My only personal anecdote on a firearm that needed a little “break in” was a Glock 43 that ejected one or two rounds per mag straight back at my face for some reason . It stopped that after maybe 100-200 rounds.
I’m assuming you chose “both” right?
Yeah that would be a WTF moment for sure Had a young man, friend of ours, destroy a perfectly serviceable Marlin lever gun by Cerakoating. He tried his damndest to get that bolt and lever back into the receiver and after hours of files, stones, sandpaper, and just about every abrasive he could come up with he figured out he now had a worthless pile of parts. Even screws would not go back in the threads. No one wanted to take on the salvage project, just cheaper to buy a replacement. It’s not the coating an amateur should pick up first.
Thing that killed me was the delay waiting to get this coated, the assurance it was going to be a top notch job etc…they did do a nice job, just a bit too much of it lol.
I used to work on a lot of overhauled turbines ( O&R) and managed an O&R/weld shop. Should’ve sent us that lever gun. We would’ve weld filled the divots, milled it back to size,helicoiled the blown threads, maybe throw in a quench and temper, given it a nice carcinogenic cadmium finish, and thrown in 5 certificates of conformance verifying we dun did a gud job …then covered it in ceracoted let your buddy try try again.
I think all that sexy work would have cost a little more than the gun was worth. But I’m sure it would have been a spectacular piece in the end
Just a thought, but I’ve had a few folks I train report the same experience with the 43 and my belief, and I say this with all the respect in the world, if that the shooter got broken in to the gun, not the other way around.
The Glock 43 is a tough little gun to shoot well and as we speed up shooting folks grips tend to get sloppy, specially at the beginning of ownership. Then they get used to the gun and subconsciously end up doing what they need to do with their grips to gain control over the tiny/light beast and all of a sudden all is well. That process usually takes a few hundred rounds.
My thought process on this view is that Glocks throw their brass precisely the same way every time during recoil (most guns will) so why would a random piece of brass decide to take a different route to the shooters noggin? I can’t think of anything mechanical that could cause this, especially something that would fix itself.
The only time I have had this happen with my Glocks are with reloads using Hi Skor 700x. The flakey powder sometimes gave me inconsistent pressures.
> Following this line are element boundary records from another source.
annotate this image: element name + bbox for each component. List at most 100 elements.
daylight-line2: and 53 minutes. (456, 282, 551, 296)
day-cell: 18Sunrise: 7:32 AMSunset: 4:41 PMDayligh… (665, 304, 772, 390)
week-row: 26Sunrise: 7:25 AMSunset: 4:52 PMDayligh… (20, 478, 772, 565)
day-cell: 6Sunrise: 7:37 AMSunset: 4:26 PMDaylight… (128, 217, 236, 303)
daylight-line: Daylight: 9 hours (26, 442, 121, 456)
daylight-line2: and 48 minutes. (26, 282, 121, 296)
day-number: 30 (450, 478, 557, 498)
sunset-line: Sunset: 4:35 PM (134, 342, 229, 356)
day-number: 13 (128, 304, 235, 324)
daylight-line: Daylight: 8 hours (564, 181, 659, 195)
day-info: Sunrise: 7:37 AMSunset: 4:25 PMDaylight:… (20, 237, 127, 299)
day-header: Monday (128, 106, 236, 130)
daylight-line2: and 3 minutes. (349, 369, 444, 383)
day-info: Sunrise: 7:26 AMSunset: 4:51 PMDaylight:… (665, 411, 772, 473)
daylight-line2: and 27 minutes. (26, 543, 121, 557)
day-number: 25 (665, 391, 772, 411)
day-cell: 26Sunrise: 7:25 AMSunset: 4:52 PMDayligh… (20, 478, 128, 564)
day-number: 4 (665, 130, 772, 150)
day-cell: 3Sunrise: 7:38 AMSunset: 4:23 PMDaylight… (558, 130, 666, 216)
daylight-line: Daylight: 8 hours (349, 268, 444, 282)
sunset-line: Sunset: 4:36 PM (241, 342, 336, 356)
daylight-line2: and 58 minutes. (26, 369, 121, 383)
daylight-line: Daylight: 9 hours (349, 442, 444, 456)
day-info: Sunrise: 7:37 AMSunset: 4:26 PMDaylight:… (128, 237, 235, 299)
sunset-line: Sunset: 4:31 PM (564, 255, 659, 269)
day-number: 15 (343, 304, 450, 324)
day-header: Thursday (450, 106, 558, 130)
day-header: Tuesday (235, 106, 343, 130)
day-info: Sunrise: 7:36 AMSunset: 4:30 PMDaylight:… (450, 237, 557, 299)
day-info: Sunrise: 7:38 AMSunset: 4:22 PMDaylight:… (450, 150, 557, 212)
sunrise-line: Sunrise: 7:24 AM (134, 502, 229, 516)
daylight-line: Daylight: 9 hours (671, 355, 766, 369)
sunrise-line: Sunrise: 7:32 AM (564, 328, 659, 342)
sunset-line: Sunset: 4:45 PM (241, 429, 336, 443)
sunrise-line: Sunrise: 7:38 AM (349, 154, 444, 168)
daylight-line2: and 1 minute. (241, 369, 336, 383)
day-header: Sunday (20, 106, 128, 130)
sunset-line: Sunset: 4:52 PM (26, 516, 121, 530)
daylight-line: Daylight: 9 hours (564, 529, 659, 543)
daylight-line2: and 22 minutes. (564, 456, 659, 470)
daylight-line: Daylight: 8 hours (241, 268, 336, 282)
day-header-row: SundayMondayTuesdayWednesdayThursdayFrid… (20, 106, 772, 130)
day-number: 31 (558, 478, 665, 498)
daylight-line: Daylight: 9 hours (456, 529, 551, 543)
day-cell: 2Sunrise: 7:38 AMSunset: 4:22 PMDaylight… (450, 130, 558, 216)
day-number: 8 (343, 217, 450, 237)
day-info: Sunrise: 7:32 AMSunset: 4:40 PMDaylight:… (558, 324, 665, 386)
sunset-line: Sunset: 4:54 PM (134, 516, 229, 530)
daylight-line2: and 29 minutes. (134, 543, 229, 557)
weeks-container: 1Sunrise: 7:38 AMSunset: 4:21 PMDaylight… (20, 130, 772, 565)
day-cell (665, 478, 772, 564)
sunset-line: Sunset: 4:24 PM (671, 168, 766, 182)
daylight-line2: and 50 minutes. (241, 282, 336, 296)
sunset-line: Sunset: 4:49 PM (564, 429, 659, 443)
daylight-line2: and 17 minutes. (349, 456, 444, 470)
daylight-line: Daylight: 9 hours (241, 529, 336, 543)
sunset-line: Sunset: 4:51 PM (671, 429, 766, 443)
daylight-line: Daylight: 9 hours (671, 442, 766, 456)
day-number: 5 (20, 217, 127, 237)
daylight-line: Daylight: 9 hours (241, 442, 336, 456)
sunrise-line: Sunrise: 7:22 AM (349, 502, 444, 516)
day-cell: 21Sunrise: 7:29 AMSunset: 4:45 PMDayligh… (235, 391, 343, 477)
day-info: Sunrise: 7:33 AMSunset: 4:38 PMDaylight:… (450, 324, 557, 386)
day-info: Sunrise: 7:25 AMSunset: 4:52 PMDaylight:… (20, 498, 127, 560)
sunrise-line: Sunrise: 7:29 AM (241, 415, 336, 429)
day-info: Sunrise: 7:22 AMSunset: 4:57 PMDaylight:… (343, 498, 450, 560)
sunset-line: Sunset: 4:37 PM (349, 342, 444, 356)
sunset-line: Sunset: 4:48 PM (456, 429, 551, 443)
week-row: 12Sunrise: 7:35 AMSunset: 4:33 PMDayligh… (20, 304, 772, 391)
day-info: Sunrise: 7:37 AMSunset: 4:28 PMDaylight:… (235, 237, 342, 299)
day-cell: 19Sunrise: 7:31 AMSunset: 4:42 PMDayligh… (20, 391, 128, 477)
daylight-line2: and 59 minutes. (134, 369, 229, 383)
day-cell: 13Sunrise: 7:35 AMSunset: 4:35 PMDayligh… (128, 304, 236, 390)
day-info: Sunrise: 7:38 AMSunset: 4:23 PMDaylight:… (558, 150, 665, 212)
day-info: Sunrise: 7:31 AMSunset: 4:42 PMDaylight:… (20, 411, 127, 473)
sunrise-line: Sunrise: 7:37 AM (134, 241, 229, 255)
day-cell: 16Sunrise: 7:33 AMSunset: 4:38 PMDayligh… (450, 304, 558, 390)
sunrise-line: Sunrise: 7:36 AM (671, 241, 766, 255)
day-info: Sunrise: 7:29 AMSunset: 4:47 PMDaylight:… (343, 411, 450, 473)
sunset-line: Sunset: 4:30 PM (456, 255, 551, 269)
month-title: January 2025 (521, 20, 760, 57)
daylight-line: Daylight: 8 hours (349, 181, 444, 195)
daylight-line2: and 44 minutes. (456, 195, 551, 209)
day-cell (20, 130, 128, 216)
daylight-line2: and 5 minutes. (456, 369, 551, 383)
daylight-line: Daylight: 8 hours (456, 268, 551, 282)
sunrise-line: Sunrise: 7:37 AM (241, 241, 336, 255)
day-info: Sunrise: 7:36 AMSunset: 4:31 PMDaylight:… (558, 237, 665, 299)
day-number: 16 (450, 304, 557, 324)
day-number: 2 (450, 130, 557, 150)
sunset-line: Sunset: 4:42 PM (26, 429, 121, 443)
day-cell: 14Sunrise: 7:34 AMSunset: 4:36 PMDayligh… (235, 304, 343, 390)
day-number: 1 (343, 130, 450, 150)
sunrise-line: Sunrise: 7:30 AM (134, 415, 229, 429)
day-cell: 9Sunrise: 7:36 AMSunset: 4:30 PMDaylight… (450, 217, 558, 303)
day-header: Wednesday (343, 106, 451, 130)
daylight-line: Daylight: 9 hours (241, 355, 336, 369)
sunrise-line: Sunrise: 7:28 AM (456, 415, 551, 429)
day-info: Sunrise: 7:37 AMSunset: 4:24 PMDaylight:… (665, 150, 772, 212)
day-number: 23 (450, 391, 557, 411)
Yep, Good point and I can absolutely see that. But not related to break-in in the context of the thread because that’s not mechanical. Assuming good reloads or commercial ammo the ejection process in a Glock is pretty tight. But astute observation nevertheless!
As far as mechanical break in the only thing I could see is the recoil spring, too heavy or not heavy enough, and/or weak wristing the pistol.
Yep, weak wristing or not locking the gun with enough bilateral pressure on the grip frame I believe is the key to erratic ejection.
whatever you do to a Glock, do not try to adjust the ejector angle. Don’t ask me how I know this
fwiw, gen 3 and 4 ejectors are interchangeable and slightly different, at least for certain models afaik.
But yeah, total agreement with the above thoughts on spring tension, round hotness, slide resistance and grip…the ejector will be either the same as new…or broken. There is no in between.
I don’t know if a pistol needs breaking in, but after getting past “What do you mean, you bought another gun???” it’s sure a good follow-up excuse to get out to the range. “But now that I have it, I’ve got to break it in.”